しかし、故人の銀行口座にしかまとまったお金がない場合、そのお金を引き出すことはできるのでしょうか?故人の銀行口座は凍結されてしまわないのでしょうか?
現金の準備に困らないためにどうしておけばよいのかご紹介します。
死亡した後、故人の銀行口座は凍結されるのか?
死亡届を出したら口座が凍結するから急いでATMに走らないと!といわれることがあります。
しかし、死亡届を役所に提出したからといって、役所から銀行に連絡が行くようなことはありません。
実際は、新聞に訃報記事が掲載されたり、家族が申し出たり、銀行がその人の死を知ることにならなければ、銀行口座が凍結されることはありません。
しかし、口座が凍結されないからといって、ATMで故人のお金を勝手に引き出して使うのは、トラブルのもとです。
故人の口座の預金は、遺産となりますので、相続についての諸手続きを踏んでから引き出さなければならないのです。
すぐに現金を用意するためには、家族の口座にある程度お金を移しておくのがよいでしょう。
※法改正によって、2019年7月から故人の凍結された銀行口座から葬儀費用など一定額を引き出せるようになりました。詳しくは法務省WEBサイト参照ください。
生命保険の活用
生命保険は、受取人が単独で請求することができ、必要書類到着から5営業日程度で保険金を受け取ることができるので、早く現金を得たい場合に大変有効です。

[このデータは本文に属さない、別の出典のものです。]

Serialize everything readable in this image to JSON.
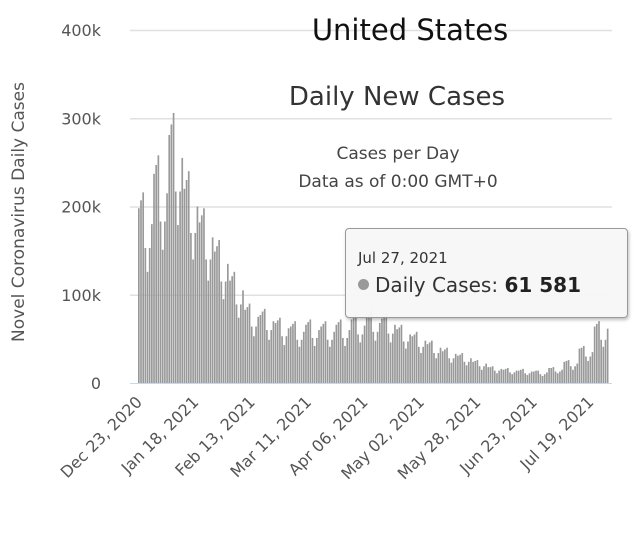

保険金は遺産ではなく、受取人の財産とされるので、遺産分割をまたずに、また、相続放棄をした場合でも、受け取ることができます。また、一定の金額まで非課税となるので、相続税対策としてもよいでしょう。
葬儀保険(少額短期保険)の活用
葬儀保険とは、少額短期保険の中でも、葬儀費用に特化した掛け捨て型の保険です。
ほとんどの葬儀保険は、医師の診断が不要で、高齢者でも持病があっても加入しやすいのが特徴です。
必要書類到着の後、早ければ翌営業日に保険金を得ることができるので、葬儀の支払いなどに活用できるでしょう。
事前準備のすすめ
大切な身内を亡くして、悲しみと疲労の中にありながら、葬儀の段取りをすすめ、お金の心配もしなくてはいけません。
このようなストレスを少しでも軽減するためには、事前の準備が大切です。まず、葬儀社に事前相談し、費用の見積もりを出してもらったり、葬儀の流れを教えてもらったりしておくと、もしもの時に慌てなくてすむでしょう。
また、お金の準備として、保険の加入や預貯金の分散などの対策をしておくと安心です。
葬儀は、その人の死を受け入れ、悲しみを癒すための儀式でもあります。もしもの時に備え、後悔のない葬儀を行うことも、悲しみの乗り越え方の一つかもしれません。